The #1 Food to Help You Poop, According to a Dietitian
Discover the top dietitian-recommended food for relieving constipation and promoting regular bowel movements naturally.

Constipation affects millions, causing discomfort, bloating, and irregular bowel movements. According to registered dietitians, increasing dietary fiber through specific foods is key to relief. The top recommendation: prunes (dried plums). Prunes stand out due to their unique combination of soluble and insoluble fiber, sorbitol, and phenolic compounds that soften stool and stimulate bowel activity.
Why Prunes Are the Best Food for Constipation Relief
Prunes are exceptionally effective because they contain about 7 grams of fiber per half-cup serving, including both types essential for digestion. Soluble fiber absorbs water to form a gel-like substance that softens stool, while insoluble fiber adds bulk to promote movement through the intestines. Additionally, prunes are rich in sorbitol, a natural sugar alcohol that draws water into the bowels, acting as a mild laxative.
Research from the National Institute of Diabetes and Digestive and Kidney Diseases (NIDDK) supports prunes as a top fiber source alongside fruits like berries and apples.
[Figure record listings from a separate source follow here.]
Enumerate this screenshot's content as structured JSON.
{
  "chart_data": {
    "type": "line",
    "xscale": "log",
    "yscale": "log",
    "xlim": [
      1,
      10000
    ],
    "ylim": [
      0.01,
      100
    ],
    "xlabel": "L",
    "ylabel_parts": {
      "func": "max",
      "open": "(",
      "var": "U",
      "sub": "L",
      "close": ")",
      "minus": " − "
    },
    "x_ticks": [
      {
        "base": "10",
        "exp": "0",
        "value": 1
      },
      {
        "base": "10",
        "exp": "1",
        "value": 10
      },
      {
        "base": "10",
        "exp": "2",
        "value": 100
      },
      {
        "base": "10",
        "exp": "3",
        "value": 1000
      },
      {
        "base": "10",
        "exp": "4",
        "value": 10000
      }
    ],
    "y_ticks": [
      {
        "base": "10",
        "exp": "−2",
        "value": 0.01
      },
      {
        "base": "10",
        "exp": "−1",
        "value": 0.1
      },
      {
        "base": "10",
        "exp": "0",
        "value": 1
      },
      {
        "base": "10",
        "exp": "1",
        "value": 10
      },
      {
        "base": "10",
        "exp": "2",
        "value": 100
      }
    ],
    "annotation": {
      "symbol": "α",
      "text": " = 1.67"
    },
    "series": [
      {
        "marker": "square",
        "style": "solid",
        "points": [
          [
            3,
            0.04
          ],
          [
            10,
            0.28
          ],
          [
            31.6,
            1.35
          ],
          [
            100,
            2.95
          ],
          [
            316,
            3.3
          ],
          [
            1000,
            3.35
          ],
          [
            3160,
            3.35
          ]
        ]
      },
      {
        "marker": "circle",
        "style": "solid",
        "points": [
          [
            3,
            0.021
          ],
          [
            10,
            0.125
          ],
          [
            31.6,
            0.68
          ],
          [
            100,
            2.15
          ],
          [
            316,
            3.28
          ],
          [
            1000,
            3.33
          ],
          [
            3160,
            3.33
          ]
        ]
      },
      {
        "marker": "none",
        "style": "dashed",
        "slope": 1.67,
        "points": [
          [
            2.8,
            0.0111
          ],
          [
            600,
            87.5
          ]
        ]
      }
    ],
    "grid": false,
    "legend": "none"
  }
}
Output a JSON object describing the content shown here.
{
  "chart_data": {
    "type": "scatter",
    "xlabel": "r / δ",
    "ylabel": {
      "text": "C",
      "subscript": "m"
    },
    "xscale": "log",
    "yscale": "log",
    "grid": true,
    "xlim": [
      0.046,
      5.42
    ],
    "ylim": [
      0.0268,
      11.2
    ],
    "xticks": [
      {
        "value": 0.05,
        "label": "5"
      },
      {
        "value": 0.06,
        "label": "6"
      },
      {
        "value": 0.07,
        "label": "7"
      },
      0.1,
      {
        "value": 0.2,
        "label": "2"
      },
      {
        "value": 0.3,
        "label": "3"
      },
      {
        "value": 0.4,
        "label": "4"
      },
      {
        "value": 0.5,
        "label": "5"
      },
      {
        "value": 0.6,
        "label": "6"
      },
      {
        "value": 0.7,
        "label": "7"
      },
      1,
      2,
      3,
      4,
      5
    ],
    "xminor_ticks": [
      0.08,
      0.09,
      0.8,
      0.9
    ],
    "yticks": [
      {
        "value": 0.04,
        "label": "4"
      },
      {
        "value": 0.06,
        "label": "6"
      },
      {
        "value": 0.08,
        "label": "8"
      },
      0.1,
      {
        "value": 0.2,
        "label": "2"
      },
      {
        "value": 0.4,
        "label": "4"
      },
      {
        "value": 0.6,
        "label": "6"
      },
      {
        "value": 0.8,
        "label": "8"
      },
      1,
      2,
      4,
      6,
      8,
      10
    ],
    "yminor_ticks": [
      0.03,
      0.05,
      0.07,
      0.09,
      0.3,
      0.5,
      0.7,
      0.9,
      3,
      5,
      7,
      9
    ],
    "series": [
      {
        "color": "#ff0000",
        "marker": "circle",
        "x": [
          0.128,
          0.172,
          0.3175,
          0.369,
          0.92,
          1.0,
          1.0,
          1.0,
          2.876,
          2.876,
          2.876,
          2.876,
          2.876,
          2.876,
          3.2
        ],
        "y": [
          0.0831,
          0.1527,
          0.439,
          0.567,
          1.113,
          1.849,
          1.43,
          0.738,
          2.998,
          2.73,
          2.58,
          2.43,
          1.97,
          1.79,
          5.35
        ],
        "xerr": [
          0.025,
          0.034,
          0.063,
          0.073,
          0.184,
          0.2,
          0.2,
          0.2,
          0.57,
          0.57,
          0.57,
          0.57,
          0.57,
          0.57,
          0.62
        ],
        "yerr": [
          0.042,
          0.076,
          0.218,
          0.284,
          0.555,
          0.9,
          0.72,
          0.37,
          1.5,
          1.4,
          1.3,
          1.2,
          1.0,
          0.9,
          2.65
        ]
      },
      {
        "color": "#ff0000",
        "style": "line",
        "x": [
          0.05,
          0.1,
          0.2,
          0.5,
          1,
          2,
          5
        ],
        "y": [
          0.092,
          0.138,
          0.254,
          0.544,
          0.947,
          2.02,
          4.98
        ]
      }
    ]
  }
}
A study highlighted by dietitians notes prunes outperform other fruits in promoting regularity due to their phenolic compounds, which have prebiotic effects, feeding beneficial gut bacteria.
- High fiber content: 3 grams per 5-6 prunes, aiding stool bulk.
- Sorbitol: 15 grams per 100g, pulling water into the colon.
- Phenolics: Improve gut motility and microbiome health.
Dietitians recommend starting with 5-10 prunes daily, gradually increasing to avoid gas or bloating.
How Prunes Work to Relieve Constipation
When consumed, prunes’ fiber ferments in the large intestine, producing short-chain fatty acids that stimulate colon contractions. Sorbitol remains undigested, osmotically retaining water to ease passage. This dual action makes prunes superior to many supplements.
Unlike harsh laxatives, prunes provide sustained relief without dependency. The Academy of Nutrition and Dietetics emphasizes variety in fiber sources but crowns prunes for their efficacy in clinical settings. Pairing with adequate hydration amplifies effects, as fiber needs water to function optimally.
Other High-Fiber Foods to Support Regularity
While prunes lead, a balanced intake of fiber-rich foods enhances results. Aim for 25-38 grams of fiber daily, per NIDDK guidelines.
| Food Category | Examples | Fiber per Serving | Benefits |
|---|---|---|---|
| Fruits | Berries, apples (with skin), pears, oranges | 4-8g per cup | Soluble fiber softens stool |
| Vegetables | Broccoli, carrots, collard greens, sweet potatoes | 3-5g per cup | Insoluble fiber adds bulk |
| Whole Grains | Oats, brown rice, quinoa, bran cereals | 3-8g per ½ cup | Promotes gut motility |
| Legumes | Beans, lentils, chickpeas | 7-15g per ½ cup | Prebiotic effects |
| Nuts & Seeds | Almonds, chia, flax, sunflower seeds | 3-10g per oz | Healthy fats aid absorption |
Incorporate these gradually to prevent digestive upset.
The Importance of Hydration for Constipation Relief
Fiber alone isn’t enough; water is crucial. Without sufficient fluids, fiber can worsen constipation by absorbing available moisture. Aim for 8-10 cups daily, including water-rich foods like soups and fruits.
- Prune juice: Combines sorbitol and hydration.
- Herbal teas: Soothe the gut without caffeine.
- Vegetable juices: Boost fiber and fluids.
Kaiser Permanente advises liquids like clear soups and naturally sweetened juices to help fiber work effectively.
Sample 7-Day High-Fiber Meal Plan for Better Poops
This dietitian-inspired plan delivers 30+ grams of fiber daily, featuring prunes and diverse sources. Adjust portions as needed.
Day 1
- Breakfast: Oatmeal with mixed berries, walnuts, and 5 chopped prunes (fiber: 12g).
- Lunch: Chickpea salad with broccoli, carrots, and olive oil dressing.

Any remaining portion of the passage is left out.